Le poids des factures, la place de la Tv, de chacun d'ailleurs au sein du corps familial ainsi que certaine privation sont des rappels qu'ici, la vie n'est pas toute rose. Que l'on se serre les coudes, ou pas, que l'on se juge pour des broutilles et que l'on accepte le pire sans ciller, mention à cette vente du gosse au dentiste complètement détraqué ! Le premier fils, dans une drôle d'union avec la vieille, sur lequel il vomit par trop importante substance prise, trouve lui aussi une sacrée place dans le giron de cette famille et s'en donne à cœur joie pour en profiter. Lui qui pique les cachetons de la mère, qui se shoot au rabais, avec les moyens du board, et qui deal à tour de bras à coté de cela ... Le mari et père est quand à lui l'incarnation du machiste névrosé par une vie meilleure qu'il à quitté sans trop savoir pourquoi. Il règne ici par la force, sans désintéresse toutefois par un manque de foi, avant que celle-ci ne revienne dans une machination sans queue ni tête ! Ce couple d'écrivain, qui monte l'arnaque à aussi une sacrée couche ! D'ailleurs, ces derniers partagent au fond le même mal que ceux qui nettoient leurs errances et ennuis. Les voisines, elles aussi font offices de personnages centraux dans l'interstice de ce récit plus mouvementées qu'il n'y parait.

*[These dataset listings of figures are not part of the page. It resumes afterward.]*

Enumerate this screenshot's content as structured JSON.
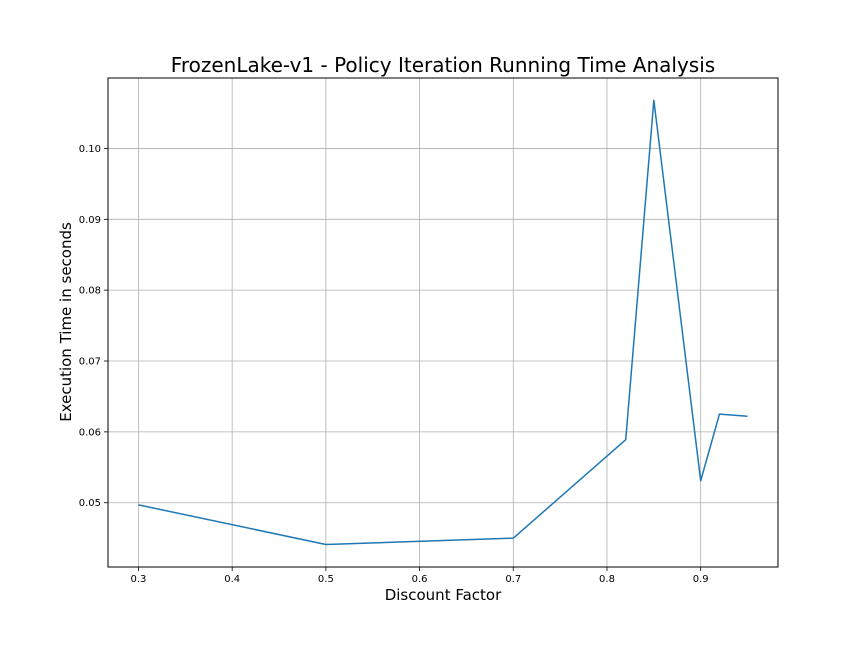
{
  "chart_data": {
    "type": "line",
    "title": "FrozenLake-v1 - Policy Iteration Running Time Analysis",
    "xlabel": "Discount Factor",
    "ylabel": "Execution Time in seconds",
    "x": [
      0.3,
      0.5,
      0.7,
      0.82,
      0.85,
      0.9,
      0.92,
      0.95
    ],
    "series": [
      {
        "values": [
          0.0497,
          0.0441,
          0.045,
          0.0589,
          0.1068,
          0.0531,
          0.0625,
          0.0622
        ],
        "color": "#1f77b4"
      }
    ],
    "xlim": [
      0.2675,
      0.9825
    ],
    "ylim": [
      0.04093,
      0.10994
    ],
    "xticks": [
      0.3,
      0.4,
      0.5,
      0.6,
      0.7,
      0.8,
      0.9
    ],
    "xtick_labels": [
      "0.3",
      "0.4",
      "0.5",
      "0.6",
      "0.7",
      "0.8",
      "0.9"
    ],
    "yticks": [
      0.05,
      0.06,
      0.07,
      0.08,
      0.09,
      0.1
    ],
    "ytick_labels": [
      "0.05",
      "0.06",
      "0.07",
      "0.08",
      "0.09",
      "0.10"
    ],
    "grid": true,
    "grid_color": "#b0b0b0",
    "legend": "none"
  }
}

J'en reviens à Gloria, si touchante, dans le témoignage de sa solitude, de sa crise de manque, notamment du rejet des siens qu'elle subit et la pousse à traversé Madrid avec sa souffrance qui lui est pour le coup si propre. Sa rencontre initiale avec ce type qu'elle ne cesse de retrouver après avoir partagé sa " toilette " - et son impuissance - atteste du sentiment de lassitude et de frustration que seule la fatigue ne semble pouvoir recouvrir. Des disputes qui s'en suivent rabattent le sort scellé qui semble surgir ...
Scrupule et désolation comble le vide, de cette femme, qui n'a que le réconfort des plus jeunes, pour la faire subsistée ... Chapeau bas au casting, à Carmen Maura, que j'apprend en même temps que cette rétrospective de son metteur en scène à adorer à chaque nouveau rôle !
J'en termine avec cette ultime plan d'immeubles, ici mis à la fin, contrairement à d'autres de ces films ou l'image trust les débuts pour confirmer mon adoration pour le cinéma de ce même Almodovar, mais que oui, à bien des égards, ce dernier m'a mis le cafard ... Une farce beaucoup trop sombre, malgré son enfilade de sketch en tout genre qui m'a affectée sans que je ne retienne ses supercheries facétieuses. Qu'au fond, seule son immense crise existentielle ne me reste ...
Un film qu'il me faut sans doute digérer et revoir dans les années à venir. Avant çà, cap sur Matador.